Brazil and Argentina are reportedly in discussions to work on a common currency similar to the euro, according to the Financial Times. 

An announcement on the project will be revealed this week at a summit meeting in Buenos Aires and intends to invite other South American countries into the project alongside the continent’s two largest economies. 

The Financial Times noted that if the common currency is agreed upon and put into place, this could create the second-largest currency bloc in the world and strengthen economic relations between Brazil and Argentina, according to Argentine Alberto Fernández and newly-elected Brazilian president Luiz Inácio Lula da Silva

Lula visited Argentina during his inaugural international trip which also marked the return of Brazil’s reentering of the Community of Latin American and Caribbean States (CELAC) body, which it had previously left in 2019 during Jair Bolsonaro’s tenure. 

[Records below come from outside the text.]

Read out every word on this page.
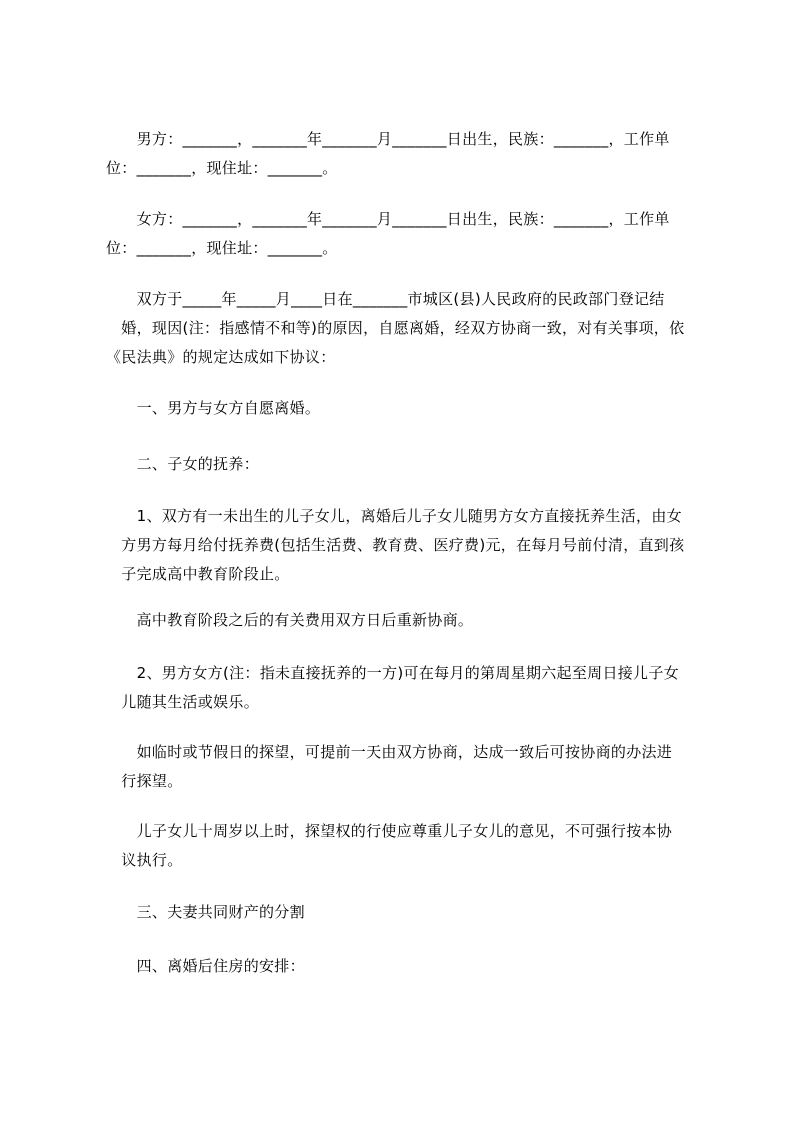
　　男方：_______，_______年_______月_______日出生，民族：_______，工作单
位：_______，现住址：_______。
　　女方：_______，_______年_______月_______日出生，民族：_______，工作单
位：_______，现住址：_______。
　　双方于_____年_____月____日在_______市城区(县)人民政府的民政部门登记结
　婚，现因(注：指感情不和等)的原因，自愿离婚，经双方协商一致，对有关事项，依
《民法典》的规定达成如下协议：
　　一、男方与女方自愿离婚。
　　二、子女的抚养：
　　1、双方有一未出生的儿子女儿，离婚后儿子女儿随男方女方直接抚养生活，由女
　方男方每月给付抚养费(包括生活费、教育费、医疗费)元，在每月号前付清，直到孩
　子完成高中教育阶段止。
　　高中教育阶段之后的有关费用双方日后重新协商。
　　2、男方女方(注：指未直接抚养的一方)可在每月的第周星期六起至周日接儿子女
　儿随其生活或娱乐。
　　如临时或节假日的探望，可提前一天由双方协商，达成一致后可按协商的办法进
　行探望。
　　儿子女儿十周岁以上时，探望权的行使应尊重儿子女儿的意见，不可强行按本协
　议执行。
　　三、夫妻共同财产的分割
　　四、离婚后住房的安排：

Brazilian officials have recommended that the common currency be titled ‘Sur’ (South) to relieve some of its dependance on the dollar and bolster trade within the region. 

Economy Minister for Argentina, Sergio Massa, explained that both countries will open discussions on the need for a common currency, highlighting the need to run through every facet before a decision can be made. 

He said: “There will be  a decision to start studying the parameters needed for a common currency, which includes everything from fiscal issues to the size of the economy and the role of central banks. 

“It would be a study of mechanisms for trade integration,” Massa added. “I don’t want to create any false expectations, it’s the first step on a long road which Latin America must travel.”

A South American common currency was initially brought up in discussions during Lula’s presidential campaign. Brazil’s Finance Minister, Fernando Haddad, also outlined plans for the currency in a Brazilian article last year. 

A united common currency within the region could represent 5% of the world’s gross domestic product, a sizable figure as the largest currency union in the world is represented by the euro.